La empresa juguetera que lanzó el producto al mercado no pudo hacer frente a los gastos derivados de este fracaso, así que tuvo que declararse en suspensión de pagos. Cuando quisieron pedirle cuentas a Gruber, este ya había desaparecido sin dejar rastro. Hasta el Director General pareció verse afectado por la situación, perdiendo la concentración en su juego. Era incapaz de hacer ningún hoyo bajo par, e incluso en un día especialmente malo, su golpe salió tan desviado que su pelota fue directa al ojo del Ministro de Asuntos Interplanetarios, que tuvo que ser trasladado de inmediato al hospital más cercano, donde permaneció ingresado durante varios días. Entonces los hechos se precipitaron. El inepto que le sustituyó en el encuentro amistoso con altos mandatarios del Sistema Solar acabó enzarzándose en una pelea con su homológo plutoniano, que dió lugar a la ruptura unilateral de relaciones diplomáticas con este planeta. El Gobierno Venusiano lanzó entonces una campaña con el fin de borrar a Plutón del Sistema relegándole a la categoría de planeta menor. Evidentemente los plutonianos no podían dejar las cosas así, de modo que estalló una larga guerra que se ganó a costa de muchas bajas en ambos bandos. Pero el mayor número de bajas no se produjo en las batallas espaciales, sino en nuestro propio suelo. En ausencia de los jóvenes soldados, los TCI creyeron contar con la ventaja que necesitaban para hacerse con el control de nuestras ciudades. Ahí se inició la verdadera lucha por salvaguardar nuestros hogares, en la que los protagonistas fueron las mujeres, niños y ancianos que pensábamos que se encontraban a salvo lejos del campo de batalla.

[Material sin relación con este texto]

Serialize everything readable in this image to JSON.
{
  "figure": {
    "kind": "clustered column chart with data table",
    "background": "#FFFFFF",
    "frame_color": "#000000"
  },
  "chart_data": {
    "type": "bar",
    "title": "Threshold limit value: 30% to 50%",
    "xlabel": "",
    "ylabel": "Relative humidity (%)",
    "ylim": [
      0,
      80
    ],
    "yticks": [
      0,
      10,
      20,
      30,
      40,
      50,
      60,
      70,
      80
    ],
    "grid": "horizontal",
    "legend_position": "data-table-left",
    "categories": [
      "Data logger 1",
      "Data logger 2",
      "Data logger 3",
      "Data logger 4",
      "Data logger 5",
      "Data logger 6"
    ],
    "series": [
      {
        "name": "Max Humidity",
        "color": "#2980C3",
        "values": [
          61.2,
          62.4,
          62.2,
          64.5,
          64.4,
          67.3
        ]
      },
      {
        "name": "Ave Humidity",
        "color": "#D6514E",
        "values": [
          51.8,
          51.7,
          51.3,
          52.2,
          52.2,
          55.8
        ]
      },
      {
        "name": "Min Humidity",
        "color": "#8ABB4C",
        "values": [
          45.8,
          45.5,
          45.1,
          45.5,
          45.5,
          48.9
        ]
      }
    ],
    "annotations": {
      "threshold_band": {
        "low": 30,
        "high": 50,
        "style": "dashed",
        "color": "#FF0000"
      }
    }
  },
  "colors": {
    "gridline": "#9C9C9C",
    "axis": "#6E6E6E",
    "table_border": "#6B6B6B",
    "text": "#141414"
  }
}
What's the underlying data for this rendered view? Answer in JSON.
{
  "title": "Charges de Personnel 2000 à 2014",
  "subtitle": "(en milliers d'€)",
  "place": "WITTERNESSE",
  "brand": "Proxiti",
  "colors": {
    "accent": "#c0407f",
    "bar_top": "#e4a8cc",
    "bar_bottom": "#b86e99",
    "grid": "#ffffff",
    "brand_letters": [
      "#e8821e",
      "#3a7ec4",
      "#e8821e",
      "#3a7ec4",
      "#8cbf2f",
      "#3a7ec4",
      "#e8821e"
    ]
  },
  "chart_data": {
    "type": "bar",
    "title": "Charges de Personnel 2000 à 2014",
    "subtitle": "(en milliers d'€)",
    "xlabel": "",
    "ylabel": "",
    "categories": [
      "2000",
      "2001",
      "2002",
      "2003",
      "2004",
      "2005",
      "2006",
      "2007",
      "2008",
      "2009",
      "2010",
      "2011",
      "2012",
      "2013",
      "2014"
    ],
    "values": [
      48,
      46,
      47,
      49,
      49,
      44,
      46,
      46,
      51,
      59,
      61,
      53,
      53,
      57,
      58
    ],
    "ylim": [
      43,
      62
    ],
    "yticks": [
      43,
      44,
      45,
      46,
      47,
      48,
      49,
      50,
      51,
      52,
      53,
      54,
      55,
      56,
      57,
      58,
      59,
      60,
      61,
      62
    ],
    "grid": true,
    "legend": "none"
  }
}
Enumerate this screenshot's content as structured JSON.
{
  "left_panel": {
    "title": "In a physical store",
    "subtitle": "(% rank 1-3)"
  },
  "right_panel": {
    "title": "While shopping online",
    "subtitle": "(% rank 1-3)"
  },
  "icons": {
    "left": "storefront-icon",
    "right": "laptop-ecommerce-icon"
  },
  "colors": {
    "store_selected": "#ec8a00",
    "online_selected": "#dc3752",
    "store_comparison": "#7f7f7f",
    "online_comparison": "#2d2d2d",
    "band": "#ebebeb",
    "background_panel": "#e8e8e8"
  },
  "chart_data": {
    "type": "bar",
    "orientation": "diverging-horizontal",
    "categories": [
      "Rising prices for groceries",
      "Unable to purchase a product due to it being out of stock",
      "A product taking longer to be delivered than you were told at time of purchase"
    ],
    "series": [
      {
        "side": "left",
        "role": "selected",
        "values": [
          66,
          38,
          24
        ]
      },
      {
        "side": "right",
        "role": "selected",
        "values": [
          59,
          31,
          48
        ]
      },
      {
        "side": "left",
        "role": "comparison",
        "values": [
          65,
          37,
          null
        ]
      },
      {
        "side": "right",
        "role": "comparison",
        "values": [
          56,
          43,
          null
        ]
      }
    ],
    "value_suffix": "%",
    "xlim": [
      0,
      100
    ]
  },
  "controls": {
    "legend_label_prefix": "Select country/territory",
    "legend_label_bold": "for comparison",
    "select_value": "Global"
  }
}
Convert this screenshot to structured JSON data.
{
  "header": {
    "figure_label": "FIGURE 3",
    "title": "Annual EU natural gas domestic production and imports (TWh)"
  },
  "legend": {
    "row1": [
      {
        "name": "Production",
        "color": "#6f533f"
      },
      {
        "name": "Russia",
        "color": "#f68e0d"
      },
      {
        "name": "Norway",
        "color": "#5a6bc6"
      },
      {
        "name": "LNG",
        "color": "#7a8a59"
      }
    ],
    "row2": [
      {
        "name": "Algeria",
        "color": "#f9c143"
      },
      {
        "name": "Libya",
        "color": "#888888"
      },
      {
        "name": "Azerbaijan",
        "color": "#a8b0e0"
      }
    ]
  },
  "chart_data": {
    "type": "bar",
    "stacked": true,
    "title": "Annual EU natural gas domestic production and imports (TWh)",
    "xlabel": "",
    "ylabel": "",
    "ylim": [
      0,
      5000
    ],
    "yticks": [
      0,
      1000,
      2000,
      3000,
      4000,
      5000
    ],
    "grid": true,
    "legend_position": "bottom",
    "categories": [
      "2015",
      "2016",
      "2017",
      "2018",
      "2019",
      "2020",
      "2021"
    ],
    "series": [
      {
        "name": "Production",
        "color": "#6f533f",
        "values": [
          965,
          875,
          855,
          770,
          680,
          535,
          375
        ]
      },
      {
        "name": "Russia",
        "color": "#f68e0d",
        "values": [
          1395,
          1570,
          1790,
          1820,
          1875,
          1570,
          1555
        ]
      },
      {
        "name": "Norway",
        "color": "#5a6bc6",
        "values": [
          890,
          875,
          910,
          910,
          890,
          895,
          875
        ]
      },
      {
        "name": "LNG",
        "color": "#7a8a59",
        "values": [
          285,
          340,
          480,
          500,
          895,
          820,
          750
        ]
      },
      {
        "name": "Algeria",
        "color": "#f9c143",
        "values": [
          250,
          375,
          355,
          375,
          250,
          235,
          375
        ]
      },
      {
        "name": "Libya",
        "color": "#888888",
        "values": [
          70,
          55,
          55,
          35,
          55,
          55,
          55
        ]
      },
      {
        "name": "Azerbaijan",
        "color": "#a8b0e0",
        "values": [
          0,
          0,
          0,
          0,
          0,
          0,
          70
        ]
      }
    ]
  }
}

Los TCI, que habían demostrado tener tan pocas aptitudes para los trabajos domésticos, resultaron ser unos auténticos maestros en el arte de la guerra. Sólo la tenacidad del pueblo venusiano, constituído en guerrillas, logró evitar la victoria aplastante de los robots y resistir hasta que nuestro ejército diezmado regresara para salvarnos. En cuanto a los escasos TCI que sobrevivieron a este ataque, fueron reciclados convirtiéndose en tostadoras para coleccionistas.
Nuestras relaciones con Plutón nunca han sido las mismas desde entonces. Pero a quién le importa, si ya ni siquiera es un planeta.